In this case, the appearance of blasts in peripheral blood was observed after AZA treatment, which eventually led to the progression of leukemia, but the exacerbation of the skin lesions was not observed during the treatment. The first reason for this issue would be that a dose of sufficient intensity for the marrow or peripheral leukemic cells could not be maintained due to the dose reduction and the prolonged treatment interval (>4 weeks). Second, the activation of the immune system by AZA treatment may contribute to the antitumor effect on the skin MS lesions. It has been reported that AZA induces cytotoxic CD8 T cells for some tumor antigens, such as melanoma-associated antigens (MAGE antigens) and Wilm’s tumor antigen 1 . In addition, it has been reported that AZA and valproate upregulate MAGE antigens in AML cell lines . Antigen-presenting cells, such as dendritic cells, which are necessary for the activation of antigen-specific cytotoxic T cells, are abundant in the skin. Thus, leukemic cells in the MS lesions on the skin might be controlled by not only the inhibition of DNA synthesis by AZA treatment but also by the antileukemic effect of the activation of cytotoxic T cells against the leukemia-specific antigens. Further accumulation of such cases is required to clarify this issue.
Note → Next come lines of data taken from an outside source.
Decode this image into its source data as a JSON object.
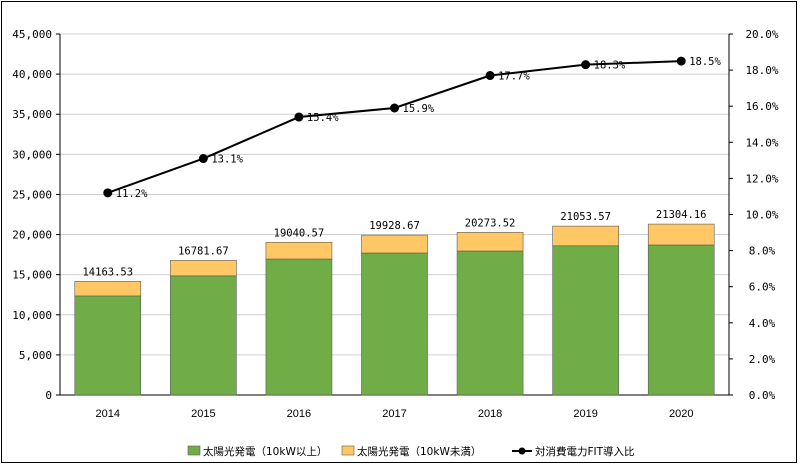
{
  "chart_data": {
    "type": "bar",
    "categories": [
      "2014",
      "2015",
      "2016",
      "2017",
      "2018",
      "2019",
      "2020"
    ],
    "series": [
      {
        "name": "太陽光発電（10kW以上）",
        "type": "stacked-bar",
        "axis": "left",
        "color": "#70AD47",
        "values": [
          12350,
          14850,
          16950,
          17700,
          17950,
          18600,
          18700
        ]
      },
      {
        "name": "太陽光発電（10kW未満）",
        "type": "stacked-bar",
        "axis": "left",
        "color": "#FFC864",
        "values": [
          1813.53,
          1931.67,
          2090.57,
          2228.67,
          2323.52,
          2453.57,
          2604.16
        ]
      },
      {
        "name": "対消費電力FIT導入比",
        "type": "line",
        "axis": "right",
        "color": "#000000",
        "values": [
          11.2,
          13.1,
          15.4,
          15.9,
          17.7,
          18.3,
          18.5
        ]
      }
    ],
    "totals": [
      14163.53,
      16781.67,
      19040.57,
      19928.67,
      20273.52,
      21053.57,
      21304.16
    ],
    "total_labels": [
      "14163.53",
      "16781.67",
      "19040.57",
      "19928.67",
      "20273.52",
      "21053.57",
      "21304.16"
    ],
    "line_labels": [
      "11.2%",
      "13.1%",
      "15.4%",
      "15.9%",
      "17.7%",
      "18.3%",
      "18.5%"
    ],
    "y_left": {
      "ylim": [
        0,
        45000
      ],
      "ticks": [
        0,
        5000,
        10000,
        15000,
        20000,
        25000,
        30000,
        35000,
        40000,
        45000
      ],
      "tick_labels": [
        "0",
        "5,000",
        "10,000",
        "15,000",
        "20,000",
        "25,000",
        "30,000",
        "35,000",
        "40,000",
        "45,000"
      ]
    },
    "y_right": {
      "ylim": [
        0,
        20
      ],
      "ticks": [
        0,
        2,
        4,
        6,
        8,
        10,
        12,
        14,
        16,
        18,
        20
      ],
      "tick_labels": [
        "0.0%",
        "2.0%",
        "4.0%",
        "6.0%",
        "8.0%",
        "10.0%",
        "12.0%",
        "14.0%",
        "16.0%",
        "18.0%",
        "20.0%"
      ]
    },
    "grid": true,
    "legend_position": "bottom"
  }
}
However, a case of LC has been reported in a patient with acute myelomonocytic leukemia on AZA treatment . That case was considered refractory to the AZA treatment. The responsiveness of cutaneous lesions of MDS/AML to AZA treatment might differ by disease status or histology of underlying disease. Physicians should consider the possibility of such a case developing.
We did not have a good treatment plan for this patient other than repeating the treatment with AZA. Venetoclax, which is an inhibitor of the antiapoptotic BCL2 protein, is reported to be clinically beneficial in hypomethylating agent- (HMA-) resistant patients with MDS/AML in combination with an HMA . While venetoclax is not currently available for patients with MDS/AML in our country, combination therapy of venetoclax and AZA will likely be a good treatment option for patients such as the present case.
We reported a case of MS that developed in an elderly patient with MDS, which was successfully treated with AZA monotherapy for a 22-month period, despite a reduction in the dose. Although further accumulation of such cases is needed, treatment with AZA should be considered as a potential treatment strategy when MS develops in patients with myeloid malignancies, such as MDS, especially elderly patients who are ineligible for intensive treatment. If an effect on MS is confirmed in such cases, AZA treatment should be continued as much as possible.
The data supporting the findings of this study are available from the corresponding author upon reasonable request.
The authors declare that this work was performed with all due respect to the code of ethics.
Written informed consent was obtained from the family of the patient for publication of this case report and any accompanying images.
Conflicts of Interest
The authors declare no conflicts of interest in association with the present study.